The 1931 film was directed by Roy Del Ruth and starred Ricardo Cortez as private detective Sam Spade. Other stars in the film were Bebe Daniels, Thelma Todd, Dudley Digges, Otto Mathieson, and Una Merkel. The screenplay was adapted from the Dashiell Hammett novel by Maude Fulton Brown Holmes. It was produced and released by Warner Brothers.

While the plot is much the same as the later movie version, the tenor is lighter, and there is rather extensive use of sexually suggestive situations in this pre-Hays Code film, containing a risqué scene of Bebe Daniels apparently nude in a bathtub.

In 1936, Warner Brothers attempted to re-release the film, but was denied approval by the Production Code Office due to the film's "lewd" content. For decades, unedited copies could not be legally shown in the United States.

The 1931 Maltese Falcon has also been released under the alternative title Dangerous Female (Femme Fatale).

1941 Film

The 1941 film was directed by John Huston in his first directorial role - he also wrote the screenplay - and stars Humphrey Bogart as the detective, Mary Astor (in place of Geraldine Fitzgerald whose clashes with the studio cost her the role) as Brigid O'Shaughnessy, the femme fatale and ultimate villainess, who hires him, Sydney Greenstreet in his exceptional film debut as the extraordinary Kasper Gutman, and Peter Lorre as Joel Cairo.

This film was Humphrey Bogart's first role in a movie outside the studio system he had worked under previously. The role of Sam Spade was, in fact, not offered first to Bogart, but rather to George Raft who turned it down because he thought it, "was not an important picture." Bogart's role became the character archetype for a private detective in the Film Noir genre providing him near instant acclaim for the role.

Also in the film are Barton MacLane and Ward Bond as policemen, Lee Patrick as Spade's long-suffering secretary, and Gladys George's confusing things as the wife of Spade's partner.
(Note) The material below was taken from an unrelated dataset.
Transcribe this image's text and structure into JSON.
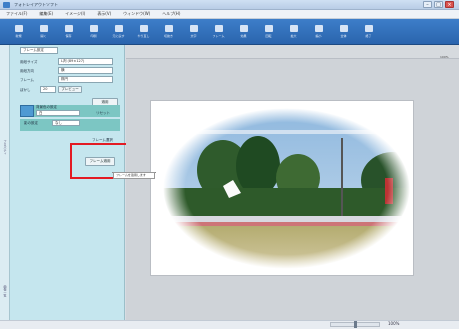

The 1941 version of the film (which was obviously censored of certain sexual dialogue and motifs that appeared in the original "Pre-Code" movie version) has, nonetheless, been deemed "culturally significant" by the Library of Congress and selected for preservation in the United States National Film Registry. The quote, "The stuff that dreams are made of," was listed as #14 on the American Film Institute's AFI's 100 Years... 100 Movie Quotes, a list of top movie quotes. Released by Warner Bros. 100 minutes in length.